I have started this article motivated by very frustrating interactions with companies I had lately. What frustrates me more is their lack of common sense. Their complete lack of customer service…besides spending much money on it.

As a company you need to know your clients, be clear about their needs, their motivations, their goals. To know something you need to be close, listen, understand, be on their shoes.

So remove those layers and layers of call centers, emails, PO boxes and web forms.

You don’t need to spend millions of dollars on fancy IA bots. You just need people who listen and care. Real people I mean. People who can decide on customer’s issues and suggestions.

How to frustrate people

King’s Cross station

King’s cross stations is one of the main train stations managed by the UK Network Rail. They manage the infrastructure (rail tracks, signalling, bridges, tunnels, level crossings and many key stations) on the UK private train system, while companies run train services.

Let’s suppose you, as a user and customer, have a suggestion. Suppose you have noticed something that can improve everybody’s journeys and want to share it.
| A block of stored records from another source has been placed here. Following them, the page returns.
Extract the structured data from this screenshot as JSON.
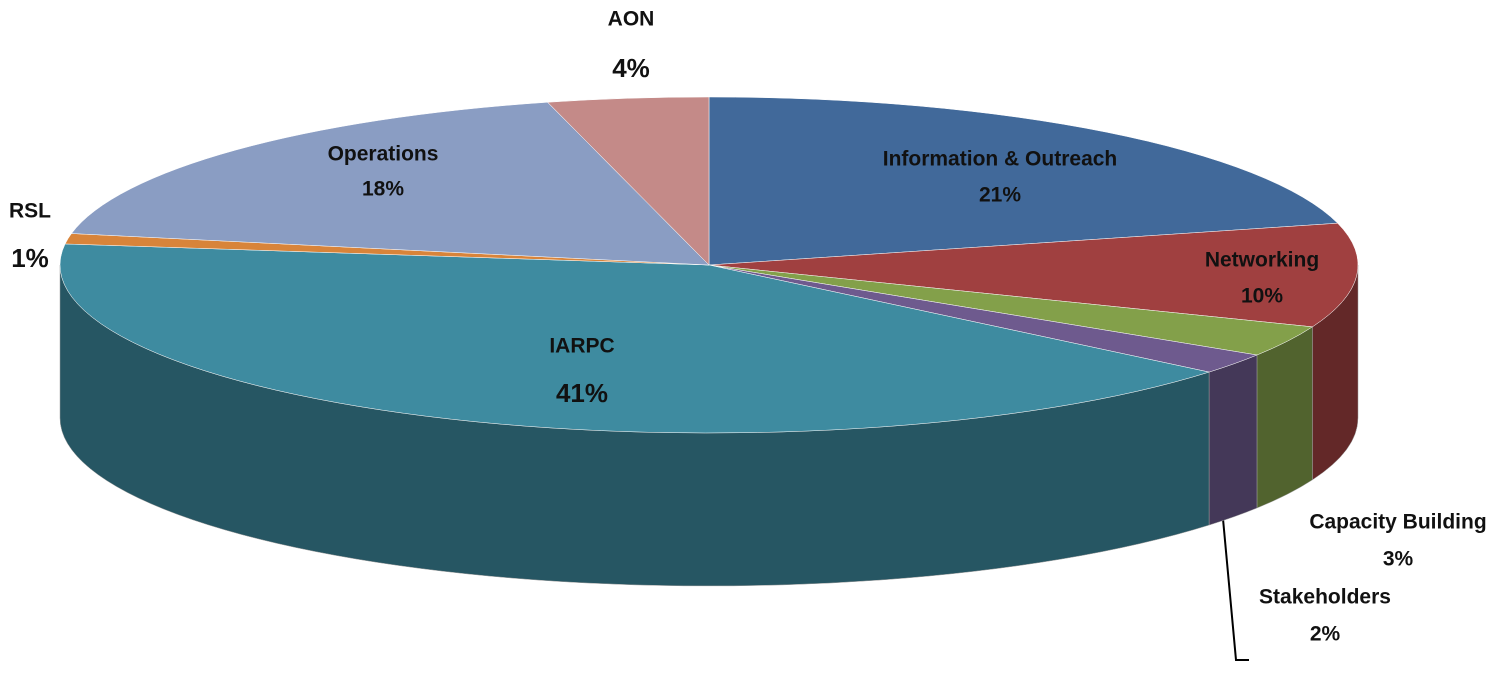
{
  "chart_data": {
    "type": "pie",
    "categories": [
      "Information & Outreach",
      "Networking",
      "Capacity Building",
      "Stakeholders",
      "IARPC",
      "RSL",
      "Operations",
      "AON"
    ],
    "values": [
      21,
      10,
      3,
      2,
      41,
      1,
      18,
      4
    ],
    "value_labels": [
      "21%",
      "10%",
      "3%",
      "2%",
      "41%",
      "1%",
      "18%",
      "4%"
    ],
    "colors": [
      "#41699a",
      "#a04040",
      "#83a04a",
      "#6e5a8e",
      "#3e8ba0",
      "#d8843a",
      "#8a9dc3",
      "#c48a88"
    ]
  }
}
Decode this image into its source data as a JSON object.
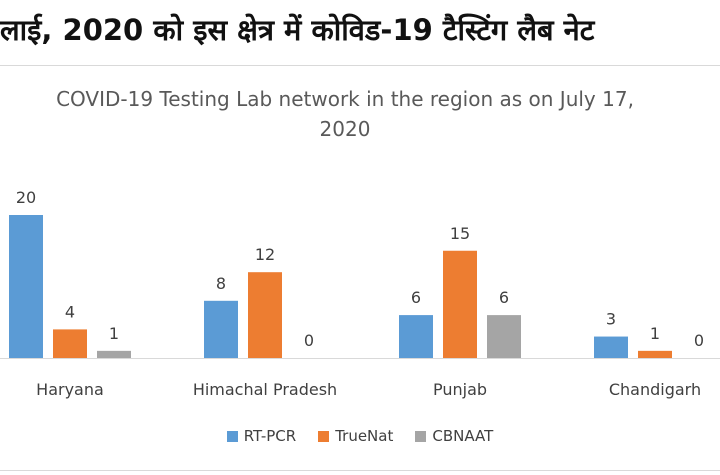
{
  "headline": "लाई, 2020 को इस क्षेत्र में कोविड-19 टैस्टिंग लैब नेट",
  "chart_data": {
    "type": "bar",
    "title": "COVID-19 Testing Lab network in the region as on July 17, 2020",
    "title_lines": [
      "COVID-19 Testing Lab network in the region as on July 17,",
      "2020"
    ],
    "categories": [
      "Haryana",
      "Himachal Pradesh",
      "Punjab",
      "Chandigarh"
    ],
    "series": [
      {
        "name": "RT-PCR",
        "color": "#5b9bd5",
        "values": [
          20,
          8,
          6,
          3
        ]
      },
      {
        "name": "TrueNat",
        "color": "#ed7d31",
        "values": [
          4,
          12,
          15,
          1
        ]
      },
      {
        "name": "CBNAAT",
        "color": "#a5a5a5",
        "values": [
          1,
          0,
          6,
          0
        ]
      }
    ],
    "ylim": [
      0,
      20
    ],
    "grid": false,
    "data_labels": true,
    "legend_position": "bottom"
  }
}
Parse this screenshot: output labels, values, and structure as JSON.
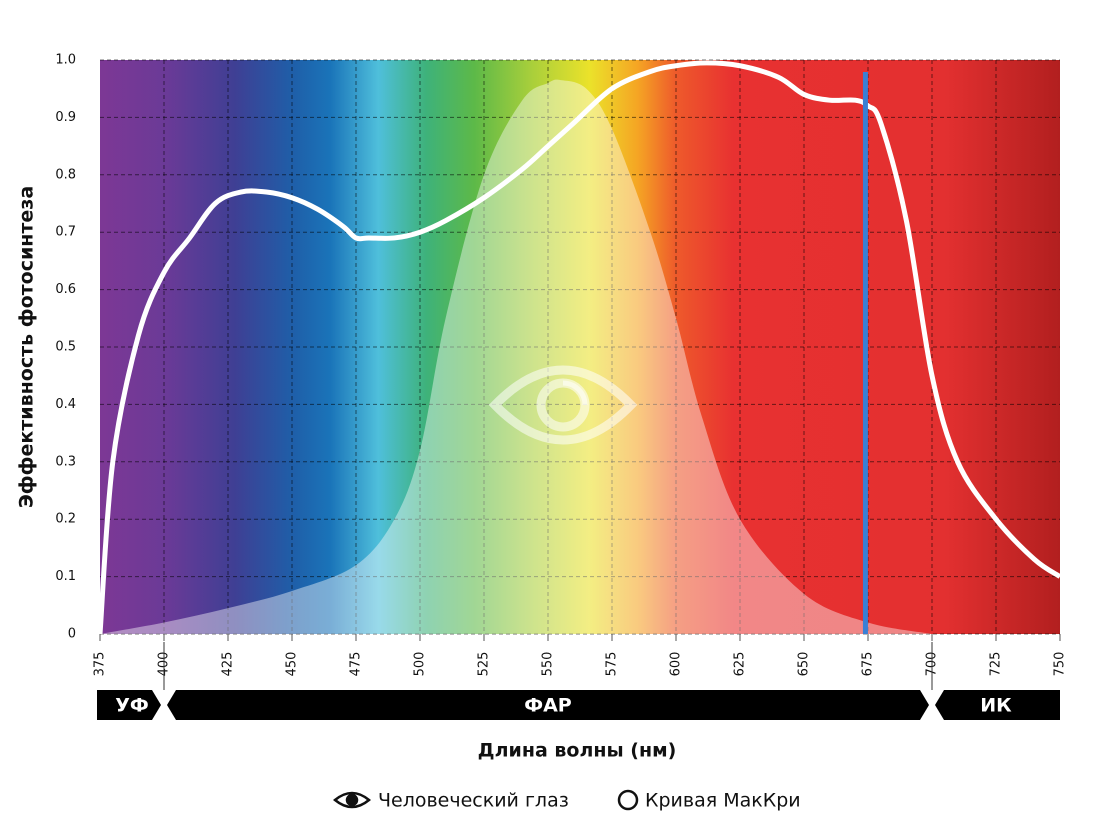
{
  "chart_data": {
    "type": "line",
    "x_label": "Длина волны (нм)",
    "y_label": "Эффективность фотосинтеза",
    "xlim": [
      375,
      750
    ],
    "xticks": [
      375,
      400,
      425,
      450,
      475,
      500,
      525,
      550,
      575,
      600,
      625,
      650,
      675,
      700,
      725,
      750
    ],
    "ylim": [
      0,
      1
    ],
    "yticks": [
      0,
      0.1,
      0.2,
      0.3,
      0.4,
      0.5,
      0.6,
      0.7,
      0.8,
      0.9,
      {
        "value": 1,
        "label": "1.0"
      }
    ],
    "grid": true,
    "series": [
      {
        "name": "Человеческий глаз",
        "kind": "area",
        "color": "rgba(255,255,255,0.42)",
        "x": [
          375,
          400,
          425,
          450,
          475,
          490,
          500,
          510,
          525,
          540,
          550,
          555,
          565,
          575,
          590,
          600,
          610,
          625,
          650,
          675,
          700
        ],
        "values": [
          0,
          0.02,
          0.045,
          0.075,
          0.12,
          0.2,
          0.32,
          0.55,
          0.8,
          0.93,
          0.96,
          0.965,
          0.95,
          0.88,
          0.7,
          0.55,
          0.38,
          0.2,
          0.07,
          0.02,
          0
        ]
      },
      {
        "name": "Кривая МакКри",
        "kind": "line",
        "color": "#ffffff",
        "x": [
          375,
          380,
          390,
          400,
          410,
          420,
          430,
          440,
          450,
          460,
          470,
          475,
          480,
          490,
          500,
          510,
          525,
          540,
          550,
          560,
          575,
          590,
          600,
          612,
          625,
          640,
          650,
          660,
          670,
          675,
          680,
          690,
          700,
          710,
          725,
          740,
          750
        ],
        "values": [
          0,
          0.3,
          0.52,
          0.63,
          0.69,
          0.75,
          0.77,
          0.77,
          0.76,
          0.74,
          0.71,
          0.69,
          0.69,
          0.69,
          0.7,
          0.72,
          0.76,
          0.81,
          0.85,
          0.89,
          0.95,
          0.98,
          0.99,
          0.995,
          0.99,
          0.97,
          0.94,
          0.93,
          0.93,
          0.92,
          0.89,
          0.72,
          0.45,
          0.3,
          0.2,
          0.13,
          0.1
        ]
      }
    ],
    "marker_line": {
      "value": 674,
      "color": "#3a7fd5"
    },
    "bands": [
      {
        "label": "УФ",
        "start": 375,
        "end": 400
      },
      {
        "label": "ФАР",
        "start": 400,
        "end": 700
      },
      {
        "label": "ИК",
        "start": 700,
        "end": 750
      }
    ]
  }
}
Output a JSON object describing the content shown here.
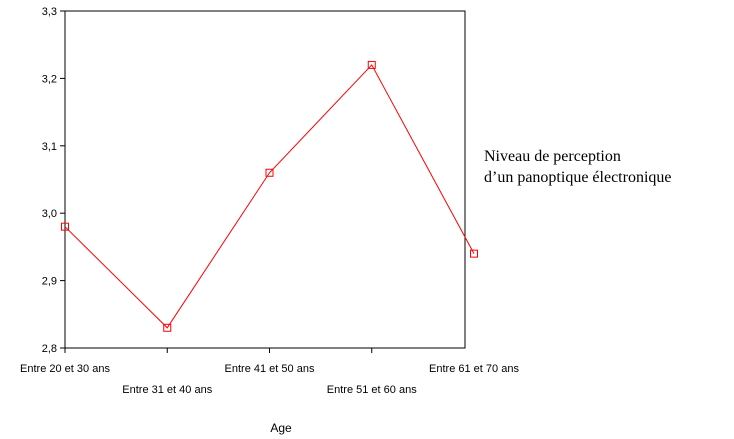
{
  "chart_data": {
    "type": "line",
    "categories": [
      "Entre 20 et 30 ans",
      "Entre 31 et 40 ans",
      "Entre 41 et 50 ans",
      "Entre 51 et 60 ans",
      "Entre 61 et 70 ans"
    ],
    "series": [
      {
        "values": [
          2.98,
          2.83,
          3.06,
          3.22,
          2.94
        ],
        "color": "#ff0000",
        "marker": "square-open"
      }
    ],
    "xlabel": "Age",
    "ylabel": "",
    "ylim": [
      2.8,
      3.3
    ],
    "yticks": [
      "2,8",
      "2,9",
      "3,0",
      "3,1",
      "3,2",
      "3,3"
    ],
    "grid": false,
    "legend_text": [
      "Niveau de perception",
      "d’un panoptique électronique"
    ],
    "legend_position": "right"
  }
}
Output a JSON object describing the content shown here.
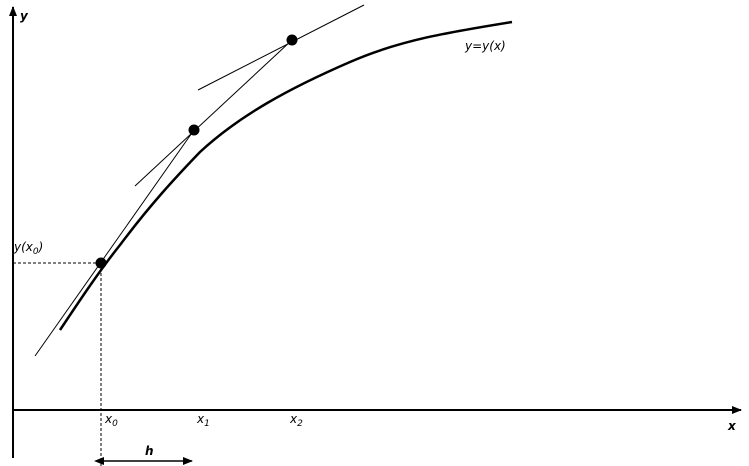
{
  "axes": {
    "y": "y",
    "x": "x"
  },
  "curve_label": "y=y(x)",
  "y0_label": {
    "base": "y(x",
    "sub": "0",
    "end": ")"
  },
  "x_labels": [
    {
      "base": "x",
      "sub": "0"
    },
    {
      "base": "x",
      "sub": "1"
    },
    {
      "base": "x",
      "sub": "2"
    }
  ],
  "step_label": "h"
}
You head to their web page… to find a contact form made of 22 fields and the need to create an account. Starting to feel the wall they are building between you and them, you go to the station…but no customer care office there. So look for a manager on duty, approach him and:

  • you: morning sir, I use this station every day and noticed that…
  • manager (interrupting): what is your problem?
  • you: no problem sir, just I have a suggestion: if you let people go through those gates there, the platform would empty faster and we wouldn’t need to be waiting as we are now, all packed against the 4 gates you have enabled.
  • manager: did you pay your journey?
  • you: of course, anyway has nothing to do with my suggestion.
  • manager (raising his voice): if you don’t like it use another gate

turns around and leaves you talking alone.

HSBC

A big bank, a big name, lots of money spent on customer care. One big problem: they don’t solve your problems.

If you go to a branch, because you have an issue, they don’t try to understand it and solve it. They ask you to book a meeting, to go back to the same branch (hopefully a month later) and see if they can solve it.

You better send them an email. Then you get a copy and paste answer, with a standard “thank you for contacting us”, with no solution to your problem.

Their focus is on avoiding responsibility, never on solving your problems, doesn’t matter if they cause them.

100 millions dollars advice

Just follow this 4 steps. Don’t hire a multi million consulting firm. Don’t buy the latest AI boot. Don’t spend on a CRM. Just:

1- No walls between your company and your clients. Have an human, a face, another human being, so your clients can go and talk about the problems your company can’t solve.

2- Listen to them. Understand what the problem is. Really understand what the problem is. Don’t fill in forms, listen.

3-Solve their problems. Solve the problem for them, don’t give instructions on how to solve it. Don’t say “sorry”, say “don’t worry, it is solved now”.

4-Show them that you care. You show that you care if a decision maker contact them. Don’t have a 20 years old sending a standard email. Have your manager contacting the client.